For all obsessed with the 2017 deadline, their inability to articulate better solutions for the developmental challenges faced by Rwandans reveals a lack of political essence. In order, to mask this shortcoming, they have come up with a myriad of excuses which can be summarized as follows: ethnical balance of power. In reality, the difference of RNC and Parmehutu-MDR/MRND is only in the name. Like the genocidaire government of Abatabazi in April 1994, RNC has managed to reunite former MRND and MDR-Parmehutu activists under an unapologetic political program whose vision does not go beyond the size of the nose. Even FDLR has demonstrated more adaptive capacity than RNC, while the former has become a modern international terror network; the latter seeks to round up all losers into a race towards 1959.

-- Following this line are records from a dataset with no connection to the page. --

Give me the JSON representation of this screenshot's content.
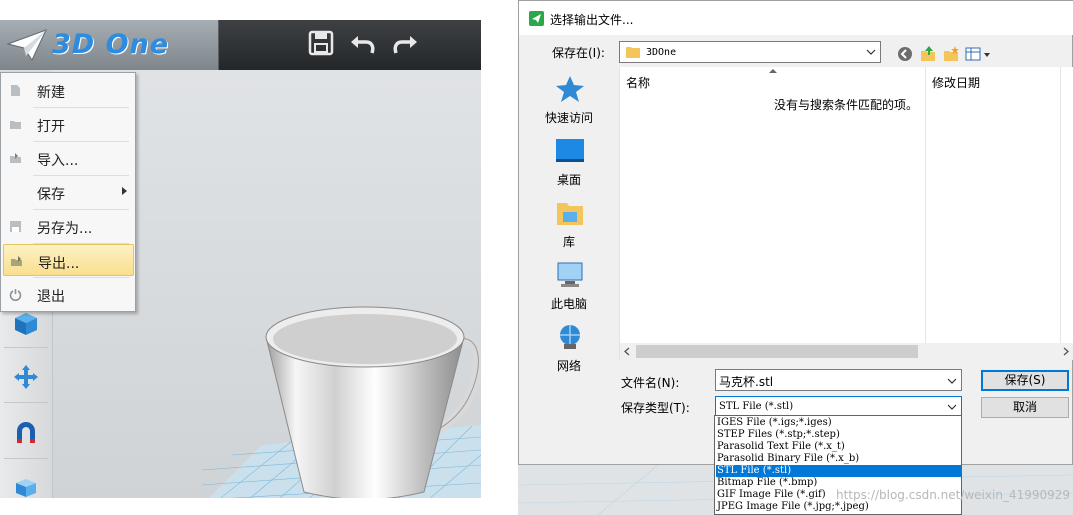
{
  "app": {
    "logo_text": "3D One",
    "toolbar": {
      "save_icon": "save-icon",
      "undo_icon": "undo-icon",
      "redo_icon": "redo-icon"
    },
    "file_menu": {
      "items": [
        {
          "label": "新建",
          "icon": "new-file-icon",
          "has_submenu": false,
          "highlighted": false
        },
        {
          "label": "打开",
          "icon": "open-folder-icon",
          "has_submenu": false,
          "highlighted": false
        },
        {
          "label": "导入...",
          "icon": "import-icon",
          "has_submenu": false,
          "highlighted": false
        },
        {
          "label": "保存",
          "icon": "",
          "has_submenu": true,
          "highlighted": false
        },
        {
          "label": "另存为...",
          "icon": "save-as-icon",
          "has_submenu": false,
          "highlighted": false
        },
        {
          "label": "导出...",
          "icon": "export-icon",
          "has_submenu": false,
          "highlighted": true
        },
        {
          "label": "退出",
          "icon": "power-icon",
          "has_submenu": false,
          "highlighted": false
        }
      ]
    },
    "left_tools": [
      "cube-tool-icon",
      "move-tool-icon",
      "magnet-tool-icon",
      "box-tool-icon"
    ]
  },
  "dialog": {
    "title": "选择输出文件...",
    "save_in_label": "保存在(I):",
    "save_in_value": "3DOne",
    "places": [
      {
        "label": "快速访问",
        "icon": "quick-access-icon"
      },
      {
        "label": "桌面",
        "icon": "desktop-icon"
      },
      {
        "label": "库",
        "icon": "library-icon"
      },
      {
        "label": "此电脑",
        "icon": "this-pc-icon"
      },
      {
        "label": "网络",
        "icon": "network-icon"
      }
    ],
    "columns": [
      "名称",
      "修改日期"
    ],
    "empty_message": "没有与搜索条件匹配的项。",
    "filename_label": "文件名(N):",
    "filename_value": "马克杯.stl",
    "filetype_label": "保存类型(T):",
    "filetype_value": "STL File (*.stl)",
    "save_button": "保存(S)",
    "cancel_button": "取消",
    "filetype_options": [
      "IGES File (*.igs;*.iges)",
      "STEP Files (*.stp;*.step)",
      "Parasolid Text File (*.x_t)",
      "Parasolid Binary File (*.x_b)",
      "STL File (*.stl)",
      "Bitmap File (*.bmp)",
      "GIF Image File (*.gif)",
      "JPEG Image File (*.jpg;*.jpeg)"
    ],
    "selected_option_index": 4
  },
  "watermark": "https://blog.csdn.net/weixin_41990929",
  "colors": {
    "accent": "#0078d7",
    "menu_highlight": "#f9df8e",
    "logo_blue": "#2d8be0"
  }
}
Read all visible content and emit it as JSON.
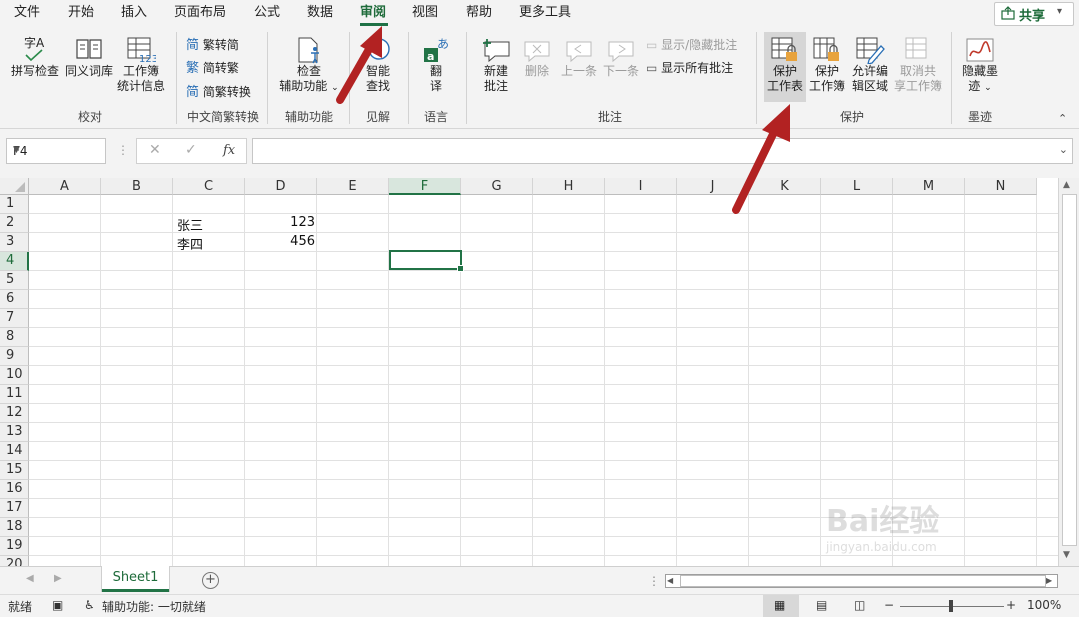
{
  "menu": {
    "items": [
      {
        "label": "文件"
      },
      {
        "label": "开始"
      },
      {
        "label": "插入"
      },
      {
        "label": "页面布局"
      },
      {
        "label": "公式"
      },
      {
        "label": "数据"
      },
      {
        "label": "审阅"
      },
      {
        "label": "视图"
      },
      {
        "label": "帮助"
      },
      {
        "label": "更多工具"
      }
    ],
    "share_label": "共享"
  },
  "ribbon": {
    "proofing": {
      "spell_label": "拼写检查",
      "spell_icon_text": "字A",
      "thesaurus_label": "同义词库",
      "stats_label_1": "工作簿",
      "stats_label_2": "统计信息",
      "stats_icon_text": "123",
      "group_label": "校对"
    },
    "chinese": {
      "to_simplified": "繁转简",
      "to_traditional": "简转繁",
      "convert": "简繁转换",
      "group_label": "中文简繁转换"
    },
    "accessibility": {
      "label_1": "检查",
      "label_2": "辅助功能",
      "group_label": "辅助功能"
    },
    "insights": {
      "label_1": "智能",
      "label_2": "查找",
      "group_label": "见解"
    },
    "language": {
      "label_1": "翻",
      "label_2": "译",
      "group_label": "语言"
    },
    "comments": {
      "new_1": "新建",
      "new_2": "批注",
      "delete": "删除",
      "prev": "上一条",
      "next": "下一条",
      "show_hide": "显示/隐藏批注",
      "show_all": "显示所有批注",
      "group_label": "批注"
    },
    "protect": {
      "sheet_1": "保护",
      "sheet_2": "工作表",
      "book_1": "保护",
      "book_2": "工作簿",
      "ranges_1": "允许编",
      "ranges_2": "辑区域",
      "unshare_1": "取消共",
      "unshare_2": "享工作簿",
      "group_label": "保护"
    },
    "ink": {
      "label_1": "隐藏墨",
      "label_2": "迹",
      "group_label": "墨迹"
    }
  },
  "formula_bar": {
    "name_box": "F4",
    "fx": "fx",
    "value": ""
  },
  "sheet": {
    "columns": [
      "A",
      "B",
      "C",
      "D",
      "E",
      "F",
      "G",
      "H",
      "I",
      "J",
      "K",
      "L",
      "M",
      "N"
    ],
    "rows": [
      "1",
      "2",
      "3",
      "4",
      "5",
      "6",
      "7",
      "8",
      "9",
      "10",
      "11",
      "12",
      "13",
      "14",
      "15",
      "16",
      "17",
      "18",
      "19",
      "20"
    ],
    "selected_cell": "F4",
    "cells": {
      "C2": "张三",
      "D2": "123",
      "C3": "李四",
      "D3": "456"
    },
    "tab_name": "Sheet1"
  },
  "status": {
    "ready": "就绪",
    "accessibility": "辅助功能: 一切就绪",
    "zoom": "100%"
  },
  "watermark": {
    "line1": "Bai经验",
    "line2": "jingyan.baidu.com"
  },
  "colors": {
    "accent": "#217346",
    "arrow": "#b22222"
  }
}
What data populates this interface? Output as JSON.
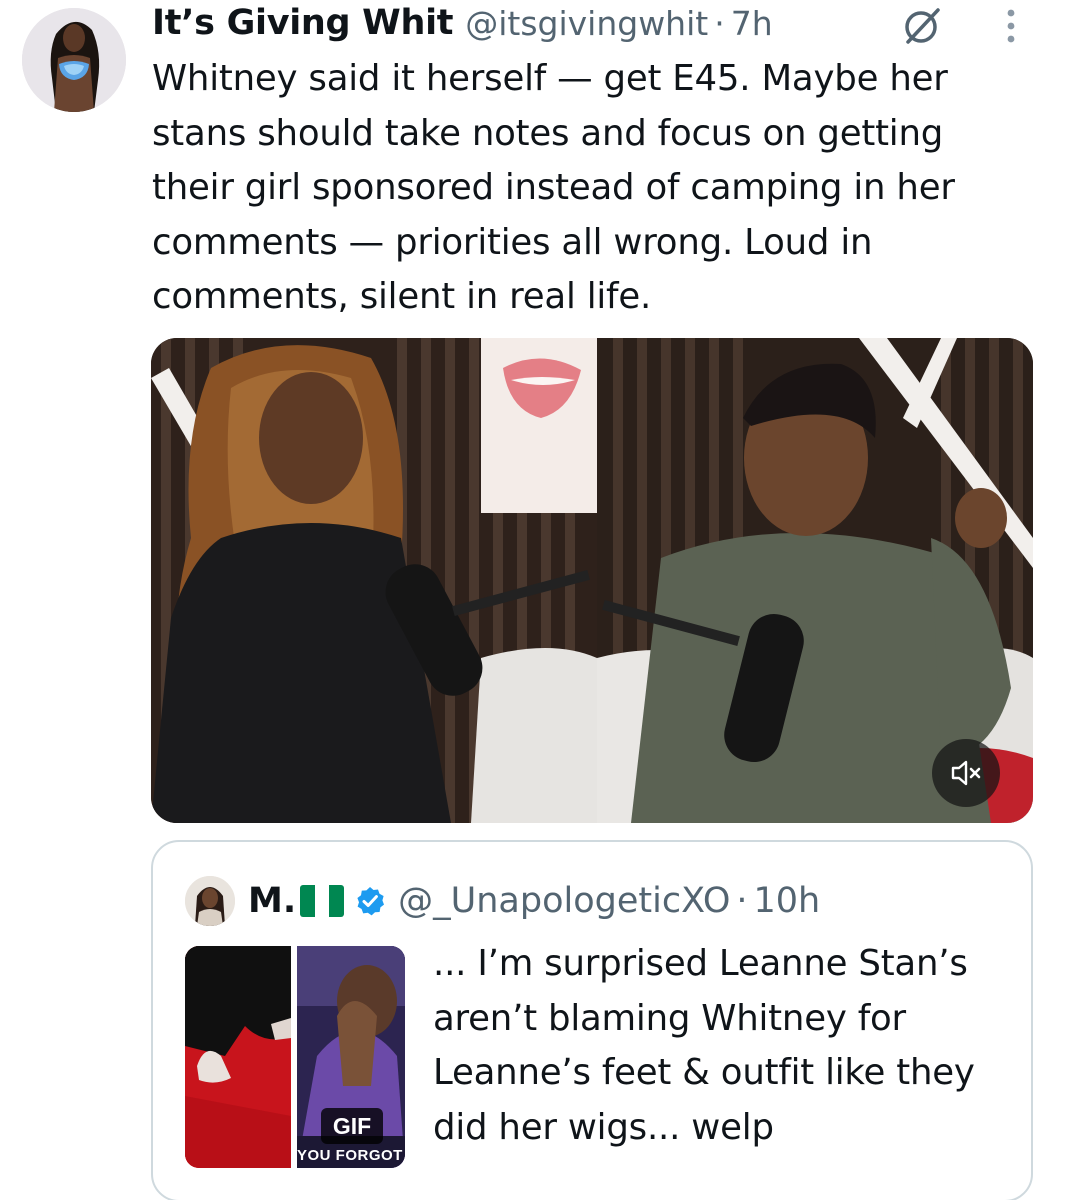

The alliance with FDLR might have given RNC an operational capability, but RNC didn’t make FDLR acceptable at court. There has been a well orchestrated attempt to make FDLR and thus ethnic politics en vogue within international circles, but analysts suggest that this is more linked to the inability to confront FDLR by the international community than to the RNC particle. In any case, Rwandans have had their ‘atomic power moment’ in 1994 by realizing that nothing in the international community can prevent the worse to happen to them, therefore nothing should be feared than ourselves’ power of destruction. Thus, there is little leverage the international community has to force a comeback to ethnic politics.

As for internal proponents of ethnic politics, no amount of populism can eradicate the deep scars of pre-1994 politics. It is legitimate for any Rwandan to aspire for power, but there is a disservice rendered to future generations of Rwandans by RNC and their international backers: the re-affirmation of ethnic politics as highway to power, this is simply criminal. Young Rwandans, from any political orientation, should earn their leadership credentials through a continuously demonstrated ability to create opportunities for others, either as captains of industry or innovators. It is not by shying away from performance through cheap populism, ego-trips and criminal activity. Our generational task is to continue this collective effort of Agaciro: building on the individual dignity of each Rwandan to transform Rwanda in an internationally competitive entity.

The power to shape a present of dignity and a future of ever-expanding opportunities lies at the heart of Kagemenomics, this model cannot be silenced by a deadline. It is the ceiling on which any aspirant to power should operate or else become obsolete. Agaciro is a new state doctrine.